Действительно, ну и что? Таракан ничего не ответил и принялся упаковывать арбалет. Чистильщик внимательно следил за всеми его манипуляциями и наконец поинтересовался:

– Почему именно арбалет?

– Почему бы и нет? – вопросом на вопрос ответил Таракан. – Хорошая машинка, мне нравится. И действует наверняка, даже если он кольчугу носит.

– Не носит, – усмехнулся Чистильщик. – Он вообще на удивление беспечен. Пьянки, бабы… – Таракан застегнул чехол арбалета и, забросив его на плечо, вопросительно взглянул на Чистильщика, вдвоем они не спеша направились к выходу из комнаты, и охранник государя продолжал: – Знаешь, я веду его уже два дня, и за это время его могли убить раз десять минимум.

– Но ты его ведешь, – сказал Таракан, спускаясь по грязной лестнице, – и этого не случится.

Ему было над чем подумать – например, над тем, стоит ли прямо сейчас идти к хозяину и рассказывать о возможном скором возвышении Торна. Таракан в итоге решил промолчать – хозяин был вспыльчив и непредсказуем, мог бы наворотить таких дел, что всем бы небо с овчинку показалось, так что пусть себе пока забавляется: под вечер как раз доставили двух молодых ведьм из предместья. Во дворе Таракан поправил лямку на плече и, взглянув Чистильщику в глаза, спросил:

– Одного не пойму, почему ты рассказал мне так много.

Чистильщик индифферентно пожал плечами.

– Разве это много? – задумчиво произнес он. – Я тебе еще больше скажу: через месяц уезжай из Аальхарна. А то тут многое тебе припомнят…

Таракан кивнул, прощальным жестом приложил пальцы к краю шапки и пошагал прочь. Хозяин велел явиться к полуночи для «приборки», поэтому у него еще было достаточно свободного времени – почему бы не зайти в кабачок и не пропустить стаканчик в честь праздника?

А Чистильщик встал неподалеку от дома Шани, согнав с весьма хлебного местечка оборванного члена гильдии нищих, и принялся просить подаяние у прохожих, благо его непритязательная одежонка позволяла подобный промысел. Вскоре он увидел, как в дверь особняка бывшего шеф-инквизитора постучала молоденькая служанка «Луны и Кастрюли» – в руке она держала драбжу.

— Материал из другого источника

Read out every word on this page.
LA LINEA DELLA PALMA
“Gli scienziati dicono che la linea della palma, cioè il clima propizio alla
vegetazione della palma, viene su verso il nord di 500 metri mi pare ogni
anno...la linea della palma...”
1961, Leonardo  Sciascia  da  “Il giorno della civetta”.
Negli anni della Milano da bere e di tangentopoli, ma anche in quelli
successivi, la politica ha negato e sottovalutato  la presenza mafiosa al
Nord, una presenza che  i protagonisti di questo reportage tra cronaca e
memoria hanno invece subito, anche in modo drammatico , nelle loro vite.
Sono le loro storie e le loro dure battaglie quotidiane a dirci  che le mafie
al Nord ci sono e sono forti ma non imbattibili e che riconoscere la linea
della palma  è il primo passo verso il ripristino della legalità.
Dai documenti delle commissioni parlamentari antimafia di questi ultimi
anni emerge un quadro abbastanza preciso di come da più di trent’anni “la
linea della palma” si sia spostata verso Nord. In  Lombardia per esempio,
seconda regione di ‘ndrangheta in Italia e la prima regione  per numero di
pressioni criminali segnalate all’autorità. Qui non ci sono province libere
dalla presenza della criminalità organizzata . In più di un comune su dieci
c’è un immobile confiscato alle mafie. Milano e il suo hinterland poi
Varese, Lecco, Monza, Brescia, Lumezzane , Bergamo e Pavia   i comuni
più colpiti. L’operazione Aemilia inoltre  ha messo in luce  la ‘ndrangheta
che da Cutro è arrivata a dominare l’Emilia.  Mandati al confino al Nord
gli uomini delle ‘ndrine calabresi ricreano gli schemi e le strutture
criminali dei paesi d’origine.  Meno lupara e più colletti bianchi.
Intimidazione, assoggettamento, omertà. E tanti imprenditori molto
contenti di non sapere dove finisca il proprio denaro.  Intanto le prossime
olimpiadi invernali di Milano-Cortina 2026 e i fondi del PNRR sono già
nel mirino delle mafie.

– Ваша милость забыли, – сладко пропела девушка, когда дверь открылась, и Шани, уже в домашнем халате, высунулся на улицу.

– А, благодарю, – протянув руку, он взял драбжу, девушка кокетливо улыбнулась.

– С праздником, ваша милость, – томно пролепетала она и потянулась к нему для традиционного поцелуя. Шани твердой рукой обнял ее за талию – до Чистильщика донеслось нежное «Ах, наглец!» – и втянул в дом.

– С праздником, – произнес Чистильщик и отправился ужинать: насколько он успел узнать повадки бывшего шеф-инквизитора, теперь у него была верная пара часов на отдых.



Глава 14 Сговор

Шани проснулся от того, что в лицо ему бесцеремонно выплеснули ведро ледяной воды. Он выматерился и сел в мокрой постели.

В его спальне находился государь Луш собственной персоной. В компании двух охранцев (одним из которых был Чистильщик, уже сменивший непритязательную одежонку нищего на темно-зеленый армейский камзол без знаков отличия) он стоял возле кровати и держал в руках пустое ведро.

– Ну спасибо, государь, – мрачно промолвил Шани, обтирая лицо сухим краем одеяла. – С добрым утром. С праздником.

– С добрым, с добрым, – грубо произнес Луш. – С праздничком. Посмотри на себя, ты на пьянь подзаборную похож, – он скептически окинул колючим взглядом бывшего шеф-инквизитора и приказал: – Приведи себя в порядок, ничтожество. Жду тебя во дворце.

С этими словами он покинул спальню, охранцы двинулись за ним. Из коридора послышался звук хорошего пинка, и кто-то заскулил: наверное, служка попался под горячую руку. Шани стянул через голову мокрую рубашку и выглянул в окно – государь изволил садиться в карету. Один из охранцев, впрочем, не последовал за патроном, а, кивнув какому-то полученному поручению, отправился скорым шагом прочь по улице. Шани энергично потер щеки и потянул себя за взлохмаченные волосы. Интересно, что бы мог означать этот утренний визит?

В дверь спальни испуганно заглянул служка, потирая зад.

– С добрым утром, ваша милость, – промолвил он. – Прикажете вина?